Non bisogna però lasciarsi sedurre dalla recitazione – semplicemente impeccabile – di tutti gli interpreti, a cominciare da Massimo PopolizioMaria Paiato (nei panni maschili del fratello sindaco), né farsi ingannare dalla vena di sarcasmo corrosivo che percorre tutta la vicenda, a tratti anche surreale: e qui sono davvero splendidi Paolo Nani e Francesco Bolo Rossini (editore e direttore del giornale), praticamente il Gatto e  la Volpe, maneggioni e voltagabbana, degni del miglior Pinocchio.

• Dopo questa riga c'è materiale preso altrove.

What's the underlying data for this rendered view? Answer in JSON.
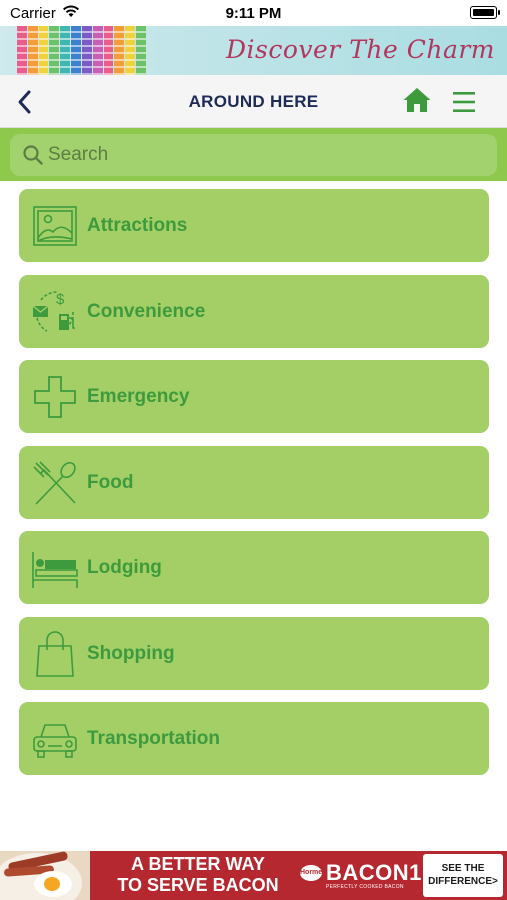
{
  "status_bar": {
    "carrier": "Carrier",
    "time": "9:11 PM"
  },
  "banner": {
    "brand_text": "Discover The Charm",
    "stripe_colors": [
      "#e85d8c",
      "#f39c3a",
      "#f2d23c",
      "#6cc26a",
      "#3fb6b0",
      "#3e7fd1",
      "#7b5cc4",
      "#c85fb5",
      "#e85d8c",
      "#f39c3a",
      "#f2d23c",
      "#6cc26a"
    ]
  },
  "header": {
    "title": "AROUND HERE",
    "back_icon": "chevron-left-icon",
    "home_icon": "home-icon",
    "menu_icon": "hamburger-menu-icon"
  },
  "search": {
    "placeholder": "Search",
    "value": ""
  },
  "categories": [
    {
      "label": "Attractions",
      "icon": "landscape-picture-icon"
    },
    {
      "label": "Convenience",
      "icon": "mail-dollar-fuel-icon"
    },
    {
      "label": "Emergency",
      "icon": "medical-cross-icon"
    },
    {
      "label": "Food",
      "icon": "fork-spoon-icon"
    },
    {
      "label": "Lodging",
      "icon": "bed-icon"
    },
    {
      "label": "Shopping",
      "icon": "shopping-bag-icon"
    },
    {
      "label": "Transportation",
      "icon": "car-icon"
    }
  ],
  "ad": {
    "headline_line1": "A BETTER WAY",
    "headline_line2": "TO SERVE BACON",
    "brand_badge": "Hormel",
    "product_name": "BACON1",
    "product_tagline": "PERFECTLY COOKED BACON",
    "cta_line1": "SEE THE",
    "cta_line2": "DIFFERENCE>"
  },
  "colors": {
    "accent_green": "#8ec94e",
    "tile_green": "#a3cf66",
    "label_green": "#3e9b3d",
    "title_navy": "#1f2b57",
    "ad_red": "#b5282f"
  }
}
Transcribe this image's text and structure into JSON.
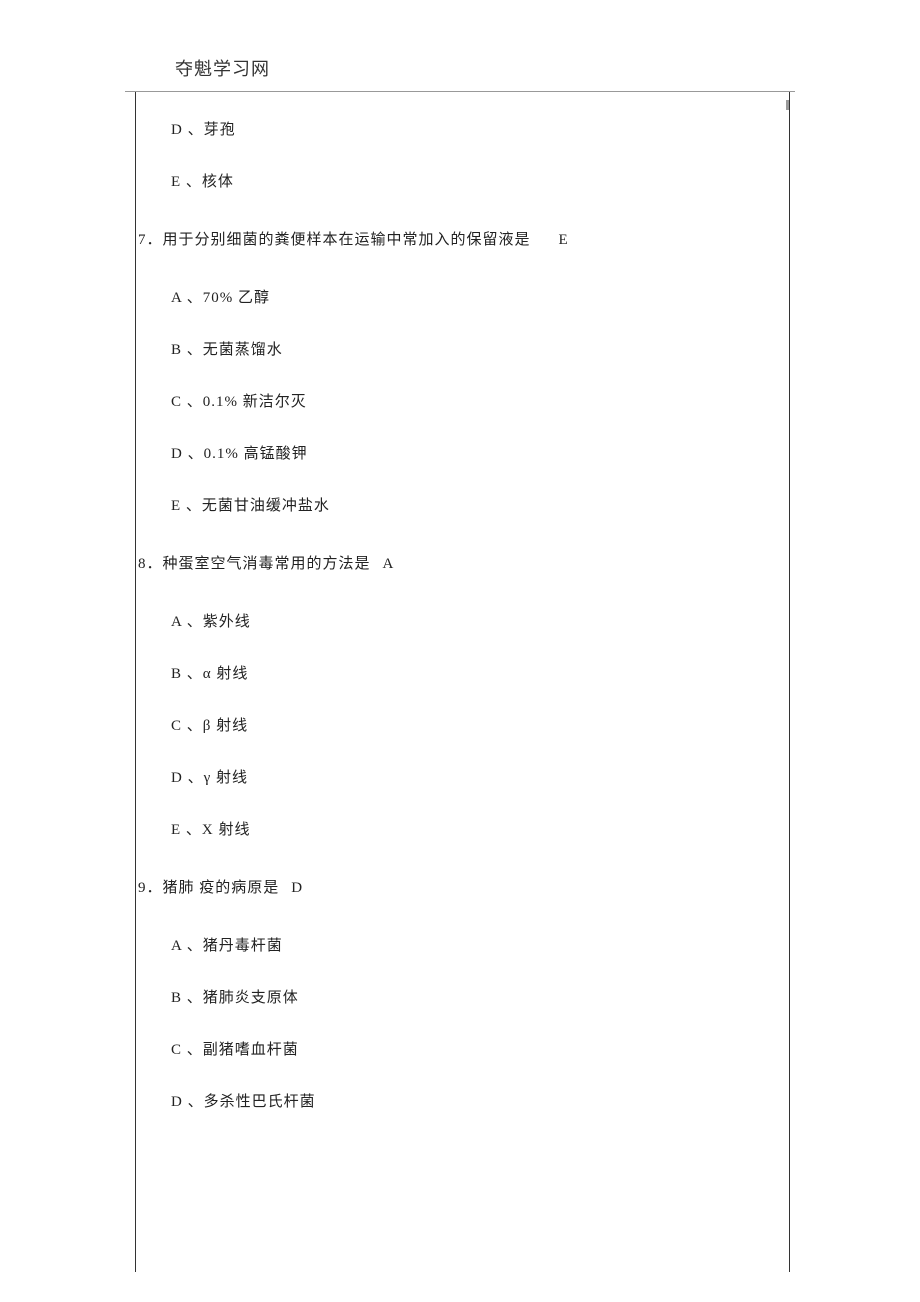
{
  "header_faint": "",
  "site_title": "夺魁学习网",
  "questions": [
    {
      "leading_options": [
        "D 、芽孢",
        "E 、核体"
      ]
    },
    {
      "number": "7．",
      "stem": "用于分别细菌的粪便样本在运输中常加入的保留液是",
      "answer": "E",
      "answer_class": "answer-suffix",
      "options": [
        "A 、70% 乙醇",
        "B 、无菌蒸馏水",
        "C 、0.1% 新洁尔灭",
        "D 、0.1% 高锰酸钾",
        "E 、无菌甘油缓冲盐水"
      ]
    },
    {
      "number": "8．",
      "stem": "种蛋室空气消毒常用的方法是",
      "answer": "A",
      "answer_class": "answer-suffix-short",
      "options": [
        "A 、紫外线",
        "B 、α 射线",
        "C 、β 射线",
        "D 、γ 射线",
        "E 、X 射线"
      ]
    },
    {
      "number": "9．",
      "stem": "猪肺 疫的病原是",
      "answer": "D",
      "answer_class": "answer-suffix-short",
      "options": [
        "A 、猪丹毒杆菌",
        "B 、猪肺炎支原体",
        "C 、副猪嗜血杆菌",
        "D 、多杀性巴氏杆菌"
      ]
    }
  ]
}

Ciò che davvero conta, in questo dramma amaro, sarcastico, è proprio il continuo giocare a rimpiattino con la verità, questa sublime (e criminale) continua manipolazione dei fatti, delle persone, delle parole. Ecco quindi che il povero Dottore, costretto al silenzio ma non sconfitto, disincantato ma non distrutto, di fronte all’ottusità del ‘suo’ popolo e all’opportunismo becero del potere, non può che concludere che “Saremo tutti d’accordo nell’affermare che sulla faccia della terra gli imbecilli costituiscono la maggioranza. Allora perché dovremmo farci comandare dalla maggioranza?”

Dramma politico o sociale che sia, autopsia della borghesia di fine secolo oppure pamphlet per una nuova (e improbabile) rivoluzione, questo “Nemico del popolo” resta – grazie ad un regista e ad interpreti credibili, misurati, coinvolgenti – assolutamente da non perdere.